At this point, it is necessary to discuss an important issue in what concerns the added value of WRF model regarding the downscaled precipitation results compared to ERA-I. At a first look, comparing the statistical metrics namely MAE, RMSE, PBIAS, COR, MIA and NSE between ERA_I and OBS and between WRF_5 and OBS, the improvement in downscaled results is not entirely clear (Tables 2 and 3). On the other hand, the representation of extreme climate by RCMs is an increasingly important issue for impact assessment. The process of deeper investigation of the ability of WRF model to simulate climate extremes in terms of probabilities densities and Q–Q plot revealed a clear improvement in terms of extreme values (Figs. 16 and 17). According to this analysis, WRF_5 represented in all seasons more efficiently the higher-ranking quantiles than ERA-I. These results highlight the fact that WRF_5 adds value compared to reanalysis in terms of extreme precipitation values, which is of high interest for evaluating the impact of climate change and at the same time, reinforcing the need of using dynamical downscaling. Thus, WRF_5 overcomes the problems associated with the observational dataset or even the lack of station data especially at high-altitude by yielding a significant improvement in terms of extreme values. This conclusion does not denounce the importance of the availability of high-quality observational datasets in terms of density network, long-term continuous and homogenous data, for high-resolution model studies, to overcome any deficiencies of an RCM in representing mean values.
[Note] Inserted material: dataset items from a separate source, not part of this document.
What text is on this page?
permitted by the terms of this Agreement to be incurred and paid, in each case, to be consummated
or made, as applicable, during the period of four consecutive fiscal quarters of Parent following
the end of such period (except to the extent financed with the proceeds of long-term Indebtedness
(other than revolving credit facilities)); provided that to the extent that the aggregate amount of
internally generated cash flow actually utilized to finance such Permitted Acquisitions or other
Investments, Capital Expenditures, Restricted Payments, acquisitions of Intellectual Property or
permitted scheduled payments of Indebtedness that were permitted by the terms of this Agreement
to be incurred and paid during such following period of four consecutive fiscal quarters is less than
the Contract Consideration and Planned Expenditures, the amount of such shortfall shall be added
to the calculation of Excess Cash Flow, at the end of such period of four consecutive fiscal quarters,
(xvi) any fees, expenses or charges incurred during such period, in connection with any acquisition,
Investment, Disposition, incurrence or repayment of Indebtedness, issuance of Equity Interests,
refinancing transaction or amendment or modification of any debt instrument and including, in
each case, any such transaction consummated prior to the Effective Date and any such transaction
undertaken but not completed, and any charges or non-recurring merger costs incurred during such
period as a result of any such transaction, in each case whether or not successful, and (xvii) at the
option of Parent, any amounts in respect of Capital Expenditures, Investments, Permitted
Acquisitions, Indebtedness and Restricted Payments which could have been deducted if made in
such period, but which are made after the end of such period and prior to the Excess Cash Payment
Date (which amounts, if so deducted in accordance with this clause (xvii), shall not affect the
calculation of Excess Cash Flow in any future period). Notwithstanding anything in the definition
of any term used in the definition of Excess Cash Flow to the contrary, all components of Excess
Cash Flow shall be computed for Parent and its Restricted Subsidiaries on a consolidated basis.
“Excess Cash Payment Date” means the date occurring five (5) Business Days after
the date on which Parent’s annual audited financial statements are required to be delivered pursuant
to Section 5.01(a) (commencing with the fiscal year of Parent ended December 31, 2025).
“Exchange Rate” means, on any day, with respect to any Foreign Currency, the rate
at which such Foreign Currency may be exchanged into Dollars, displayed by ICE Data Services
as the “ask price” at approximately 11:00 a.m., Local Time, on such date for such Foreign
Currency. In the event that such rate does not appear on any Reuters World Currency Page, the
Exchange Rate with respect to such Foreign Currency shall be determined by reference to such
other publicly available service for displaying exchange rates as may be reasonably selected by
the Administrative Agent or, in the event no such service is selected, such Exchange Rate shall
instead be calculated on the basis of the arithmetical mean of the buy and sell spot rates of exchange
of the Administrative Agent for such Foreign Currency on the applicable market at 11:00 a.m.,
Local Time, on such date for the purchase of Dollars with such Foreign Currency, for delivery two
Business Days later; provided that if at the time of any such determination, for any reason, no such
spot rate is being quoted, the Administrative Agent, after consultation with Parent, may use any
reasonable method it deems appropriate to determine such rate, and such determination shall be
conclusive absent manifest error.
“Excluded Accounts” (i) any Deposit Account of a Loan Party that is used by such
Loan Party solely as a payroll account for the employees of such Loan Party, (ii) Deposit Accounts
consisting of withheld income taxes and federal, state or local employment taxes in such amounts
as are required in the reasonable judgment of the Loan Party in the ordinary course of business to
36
According to future climate scenarios, the Mediterranean zone will be strongly affected by global climate change (e.g., Zittis et al. 2016; Molina et al. 2020). The presented results give confidence that the current version of the WRF model, set-up and parameterized with a high resolution of 5 km for the domain of Greece, can simulate synoptic meteorological variables and their extremes, pointing to its high potential to yield reliable information on future climate changes in extreme weather. In our next steps, we will focus on exploring the ability of a GCM to reproduce the climatology of Greece at high resolution. Further research will aim at establishing confidence in the use of historical and dynamically downscaled simulations using GCM projections.